Take Back The Night

     After attending the annual Take Back the Night (TBTN) rally , a forum on sexual violence, each April for the past three years, I have been reflecting on two images. The first is of my young daughters, with their long brunette hair framing fair-skinned faces, one’s tawny and the other’s chocolate brown eyes a distinguishing feature. They live in a world populated by fairies and gnomes, swingsets and playdates, and the ever-broadening magic of their imaginations. Violence, to date, is the random shove during a sibling conflict.

     The second image is the mental connect-the-dots I have been doing as the women’s (and a few men’s) stories from the rallies have swirled through me. The picture I am trying to manifest is a society in which sexual violence is nonexistent or a rare event and trying to understand what actions would need to be taken to accomplish this.

     TBTN’s primary goals are to provide survivors a public forum for telling their stories and to raise awareness about the daily reality and impact of sexual violence in our community. It does both effectively. If you listen closely, there is a lot to be learned about the lines between the dots. Those in attendance fall mostly into three groups: survivors, their loved ones, and an array of city officials, advocates, and/or service providers. It is clear that we need to continue to look at the gaps that occur at the level of intervention which may be addressed by enforcing existing laws more stringently, developing new laws, or providing more funding for those on the front lines of response. However, all of these initiatives are after the fact.

     So what do we need to do to prevent sexual violence or greatly decrease it? With the abduction, rape, and murder of two women in our community within the past two years, as well as the daily, more insidious prevalence of violence against women, this question is directly in our faces. Let’s take the opportunity to look at this carefully before its urgency fades with time. For me, it starts with the whole community joining this dialogue and taking some responsibility for the choices we make daily. For example:

· Do we watch TV programs that are “entertaining” us with content about sexual violence?
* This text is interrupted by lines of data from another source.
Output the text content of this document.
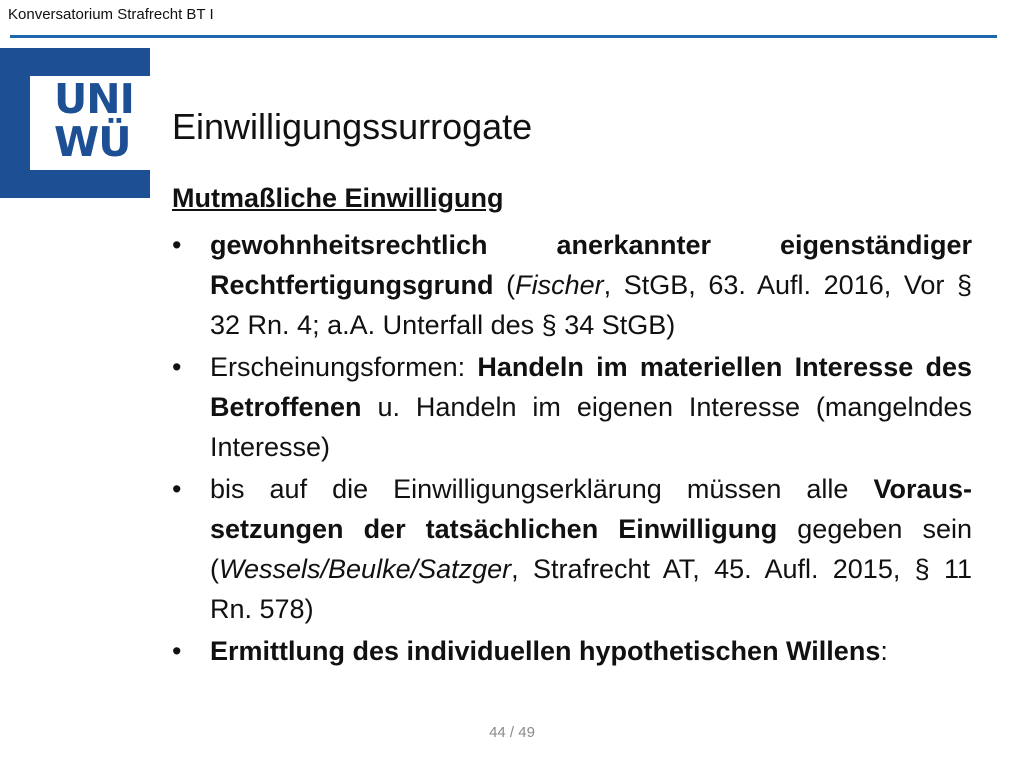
Konversatorium Strafrecht BT I
UNI
WÜ Einwilligungssurrogate
Mutmaßliche Einwilligung
• gewohnheitsrechtlich anerkannter eigenständiger Rechtfertigungsgrund (Fischer, StGB, 63. Aufl. 2016, Vor § 32 Rn. 4; a.A. Unterfall des § 34 StGB)
• Erscheinungsformen: Handeln im materiellen Interesse des Betroffenen u. Handeln im eigenen Interesse (mangelndes Interesse)
• bis auf die Einwilligungserklärung müssen alle Voraussetzungen der tatsächlichen Einwilligung gegeben sein (Wessels/Beulke/Satzger, Strafrecht AT, 45. Aufl. 2015, § 11 Rn. 578)
• Ermittlung des individuellen hypothetischen Willens:
44 / 49
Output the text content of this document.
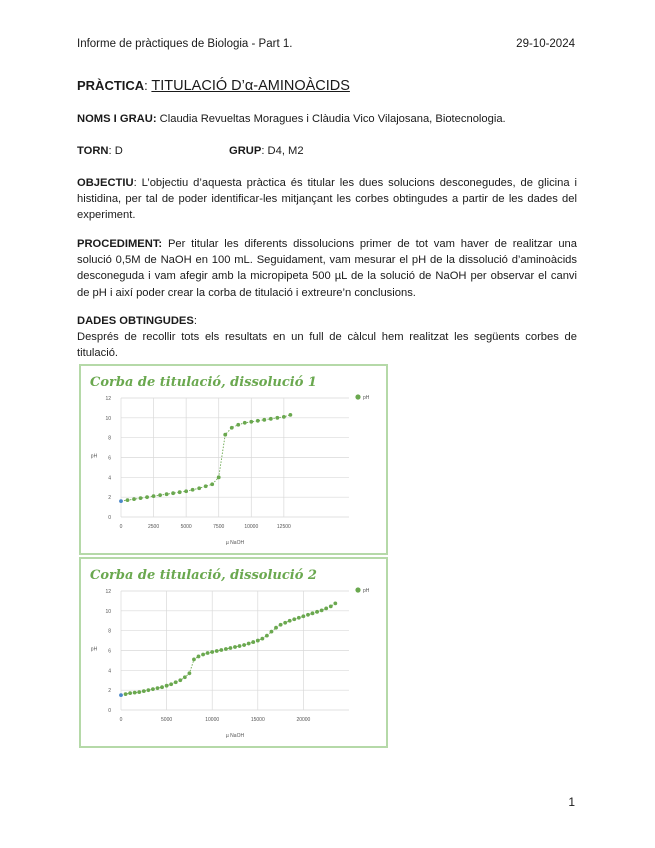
Informe de pràctiques de Biologia - Part 1.	29-10-2024
PRÀCTICA: TITULACIÓ D’α-AMINOÀCIDS
NOMS I GRAU: Claudia Revueltas Moragues i Clàudia Vico Vilajosana, Biotecnologia.
TORN: D	GRUP: D4, M2
OBJECTIU: L’objectiu d’aquesta pràctica és titular les dues solucions desconegudes, de glicina i histidina, per tal de poder identificar-les mitjançant les corbes obtingudes a partir de les dades del experiment.
PROCEDIMENT: Per titular les diferents dissolucions primer de tot vam haver de realitzar una solució 0,5M de NaOH en 100 mL. Seguidament, vam mesurar el pH de la dissolució d’aminoàcids desconeguda i vam afegir amb la micropipeta 500 µL de la solució de NaOH per observar el canvi de pH i així poder crear la corba de titulació i extreure’n conclusions.
DADES OBTINGUDES:
Després de recollir tots els resultats en un full de càlcul hem realitzat les següents corbes de titulació.
Corba de titulació, dissolució 1
0
2
4
6
8
10
12
0	2500	5000	7500	10000	12500
µ NaOH
pH
pH
Corba de titulació, dissolució 2
0
2
4
6
8
10
12
0	5000	10000	15000	20000
µ NaOH
pH
pH
1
· Do we go to movies that are graphically and gratuitously violent?

· Do we buy pornography or live with someone who does and say nothing about the connection between exploitation and violence, because we rationalize it isn’t related?

· Do we turn away when a child or a teenager comes to us with a disturbing story, because we aren’t comfortable addressing it?

· Do spiritual leaders address domestic and sexual violence within their congregations?

· Do we teach our children about safe touch, healthy expressions of sexuality and sexual violence prevention?

· Do we tell businesses that are marketing products in sexually explicit ways to stop with the power of spending our money elsewhere?

     Or maybe it seems like these small choices won’t really make a difference. We don’t see them as the lines between the dots in the bigger picture of prevention. But what if each and every one of us started to look at the subtler ways in which our society tolerates and fosters a culture in which sexual violence is normalized? We aren’t just what we eat when it comes to food; we are what we consume in other ways too. And we have been culturally “supersized” when it comes to subtle and blatant messages that violence against women is the norm. It’s just so insidious or hidden like the fat in a Big Mac; we’ve become desensitized.

I know for me, I saw too many beautiful young women at TBTN that understandably thought “it would never happen” to them.  And it shouldn’t have. Then I think about my daughters and my fervent desire that they never have to stand in front of a microphone with tears streaming down their faces, choking out their story of loss, betrayal and trauma, because we didn’t own it as a collective problem. We didn’t connect the dots we could individually in order to envision a different future. Because we didn’t, as a community, as a broader society say, “Enough already.”